Alex Davies covers autonomous vehicles and other transportation machines for WIRED.
This move isn’t surprising: When the automakers announced their alliance in January, they said it would cover collaborations on autonomous vehicles, as well as electric cars and mobility services. The companies offered no details or timing, but the deal involves a plan for VW to bring self-driving vehicles to market in Europe, using Argo’s software.
The companies said the deal values Argo, founded in late 2016 by Google veteran Bryan Salesky, at more than $7 billion. The AID staff boosts its headcount to about 700, and VW gives it a second major customer. Argo’s only two investors, Ford and VW will hold equal, minority stakes in the startup, that combined make up a majority. (Argo can use the remaining equity to help it attract talent in a hotly contested space.) Similarly, Argo’s board will expand from five to seven members: two from Ford, two from VW, and three chosen by Argo.
The AID employees will form the core of a new European wing of the startup, to go with its engineering centers in Pittsburgh, Detroit, and Palo Alto. Argo expects to use VW’s cash to fuel growth, including its staff, and a war chest is always helpful for acquisitions.
VW follows Ford, General Motors, and other automakers that have dropped the idea of developing fully self-driving technology in-house. (While GM owns Cruise, that outfit operates relatively independently, outside the automaker’s standard R&D structure, and can accept outside investments.) The thinking is simple: The software it takes to make a car drive itself in complex, urban settings has little in common with the sort of coding common in the auto industry. The talent that can manage it is hard to come by, especially as companies like Google sibling Waymo and Cruise build teams thousands-strong, and it’s easier to bring young engineers into a startup with equity than into a stodgy old automaker. When Ford announced its $1 billion investment in Argo in 2017, it came as a tacit admission that the automaker’s own engineers hadn’t made significant progress on its goal of deploying a robo-taxi service in 2021.
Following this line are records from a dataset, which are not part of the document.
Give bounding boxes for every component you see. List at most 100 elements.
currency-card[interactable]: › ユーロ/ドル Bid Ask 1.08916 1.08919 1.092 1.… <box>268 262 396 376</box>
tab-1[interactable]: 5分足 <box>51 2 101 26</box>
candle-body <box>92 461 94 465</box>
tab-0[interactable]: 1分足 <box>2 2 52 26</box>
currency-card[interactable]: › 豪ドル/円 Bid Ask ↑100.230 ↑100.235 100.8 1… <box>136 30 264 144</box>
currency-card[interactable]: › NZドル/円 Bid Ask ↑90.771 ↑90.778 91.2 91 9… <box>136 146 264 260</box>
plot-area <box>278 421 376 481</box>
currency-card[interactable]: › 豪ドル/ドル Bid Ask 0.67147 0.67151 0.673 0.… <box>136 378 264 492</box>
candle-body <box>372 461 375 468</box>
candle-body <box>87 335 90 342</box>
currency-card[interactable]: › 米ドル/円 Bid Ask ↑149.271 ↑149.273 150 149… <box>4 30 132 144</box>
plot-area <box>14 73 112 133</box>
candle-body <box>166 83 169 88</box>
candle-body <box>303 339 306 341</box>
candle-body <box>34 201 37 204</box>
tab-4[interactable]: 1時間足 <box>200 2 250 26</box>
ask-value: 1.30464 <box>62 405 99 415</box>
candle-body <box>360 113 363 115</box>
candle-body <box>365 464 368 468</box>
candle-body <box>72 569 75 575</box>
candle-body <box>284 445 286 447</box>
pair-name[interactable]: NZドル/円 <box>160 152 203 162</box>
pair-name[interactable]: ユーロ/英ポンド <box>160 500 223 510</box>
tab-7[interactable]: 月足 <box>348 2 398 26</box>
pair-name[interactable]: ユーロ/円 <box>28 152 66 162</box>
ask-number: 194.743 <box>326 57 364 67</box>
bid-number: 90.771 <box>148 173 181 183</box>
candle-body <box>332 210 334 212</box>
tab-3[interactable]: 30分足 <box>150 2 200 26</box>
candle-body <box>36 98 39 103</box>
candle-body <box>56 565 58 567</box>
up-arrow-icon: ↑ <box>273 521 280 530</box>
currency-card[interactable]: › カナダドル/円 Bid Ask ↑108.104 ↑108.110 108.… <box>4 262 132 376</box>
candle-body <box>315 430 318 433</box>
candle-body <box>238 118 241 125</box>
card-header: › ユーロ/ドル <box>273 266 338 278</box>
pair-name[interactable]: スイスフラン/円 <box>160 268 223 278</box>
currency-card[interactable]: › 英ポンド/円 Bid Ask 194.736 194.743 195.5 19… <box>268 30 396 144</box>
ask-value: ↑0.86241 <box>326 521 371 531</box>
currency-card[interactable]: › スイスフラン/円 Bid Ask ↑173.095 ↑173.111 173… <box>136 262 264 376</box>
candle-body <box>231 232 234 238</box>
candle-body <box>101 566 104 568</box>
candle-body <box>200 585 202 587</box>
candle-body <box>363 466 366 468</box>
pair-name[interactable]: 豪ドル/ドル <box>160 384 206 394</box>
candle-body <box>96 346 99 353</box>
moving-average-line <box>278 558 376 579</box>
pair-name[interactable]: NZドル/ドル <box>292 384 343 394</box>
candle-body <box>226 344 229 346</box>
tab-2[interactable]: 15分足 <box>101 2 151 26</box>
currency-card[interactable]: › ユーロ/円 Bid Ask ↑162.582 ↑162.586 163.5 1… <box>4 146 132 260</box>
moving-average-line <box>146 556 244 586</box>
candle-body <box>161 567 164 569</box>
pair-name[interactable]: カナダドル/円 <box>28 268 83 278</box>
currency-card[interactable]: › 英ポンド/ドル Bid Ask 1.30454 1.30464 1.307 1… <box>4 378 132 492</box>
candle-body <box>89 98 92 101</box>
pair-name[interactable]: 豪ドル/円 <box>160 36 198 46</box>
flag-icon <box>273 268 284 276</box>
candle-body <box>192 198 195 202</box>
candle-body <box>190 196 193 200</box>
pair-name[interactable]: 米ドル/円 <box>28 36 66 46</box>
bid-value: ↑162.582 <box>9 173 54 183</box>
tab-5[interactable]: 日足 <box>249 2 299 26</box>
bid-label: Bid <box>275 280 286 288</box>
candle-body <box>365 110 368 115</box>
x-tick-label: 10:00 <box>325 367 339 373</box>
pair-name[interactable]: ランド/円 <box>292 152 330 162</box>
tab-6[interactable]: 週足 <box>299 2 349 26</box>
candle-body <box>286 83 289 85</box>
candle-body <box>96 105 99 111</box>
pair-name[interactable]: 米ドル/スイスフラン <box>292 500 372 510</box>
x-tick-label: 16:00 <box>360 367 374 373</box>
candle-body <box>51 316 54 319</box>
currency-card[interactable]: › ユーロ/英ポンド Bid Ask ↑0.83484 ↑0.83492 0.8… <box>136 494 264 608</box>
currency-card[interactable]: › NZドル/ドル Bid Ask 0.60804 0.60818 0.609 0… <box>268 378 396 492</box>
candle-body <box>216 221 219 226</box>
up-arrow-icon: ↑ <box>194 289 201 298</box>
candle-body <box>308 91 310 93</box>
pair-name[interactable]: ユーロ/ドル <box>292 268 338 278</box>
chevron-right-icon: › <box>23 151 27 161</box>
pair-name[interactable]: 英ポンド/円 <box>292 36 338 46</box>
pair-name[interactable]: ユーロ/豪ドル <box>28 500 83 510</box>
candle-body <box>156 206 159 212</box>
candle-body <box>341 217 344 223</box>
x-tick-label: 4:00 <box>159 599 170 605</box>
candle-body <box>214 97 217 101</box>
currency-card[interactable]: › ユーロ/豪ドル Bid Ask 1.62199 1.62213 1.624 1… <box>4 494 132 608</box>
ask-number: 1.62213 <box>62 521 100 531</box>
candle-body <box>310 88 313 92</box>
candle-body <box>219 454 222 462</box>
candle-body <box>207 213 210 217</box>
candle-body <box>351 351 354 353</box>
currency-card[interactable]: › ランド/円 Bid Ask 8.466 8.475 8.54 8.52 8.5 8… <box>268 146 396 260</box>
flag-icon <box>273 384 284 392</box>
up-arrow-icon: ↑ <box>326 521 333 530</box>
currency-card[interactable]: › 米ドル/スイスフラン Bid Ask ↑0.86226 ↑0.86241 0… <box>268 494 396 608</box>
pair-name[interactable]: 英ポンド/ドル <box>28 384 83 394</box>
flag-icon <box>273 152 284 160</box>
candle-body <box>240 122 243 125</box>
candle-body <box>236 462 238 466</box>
Volkswagen had previously worked with Aurora, the self-driving outfit run by Salesky’s former boss at Google, Chris Urmson. Reports said Aurora spurned VW’s move to acquire the startup last year, and the partnership ended not long after Ford and VW launched their alliance. But given the automakers’ newly close relationship—they are jointly developing pickup trucks and commercial vans to hit the market in 2022, and an electric vehicle for 2023—it makes sense that they’d work with the same AV software developer.
Argo hasn’t shown much of its technology, and has been mostly quiet about its approach to the problem, so it’s difficult to gauge its progress compared with its competitors. But Salesky has deep experience in the space, dating back to the 2007 Urban Challenge. He quietly led the hardware effort on Google’s team. In Europe, though, he will face the always-tricky challenge of integrating an existing team, with its own software.
For Ford at least, this move looks good. VW’s investment increases the value of its Argo shares, and its stock price rose on the news.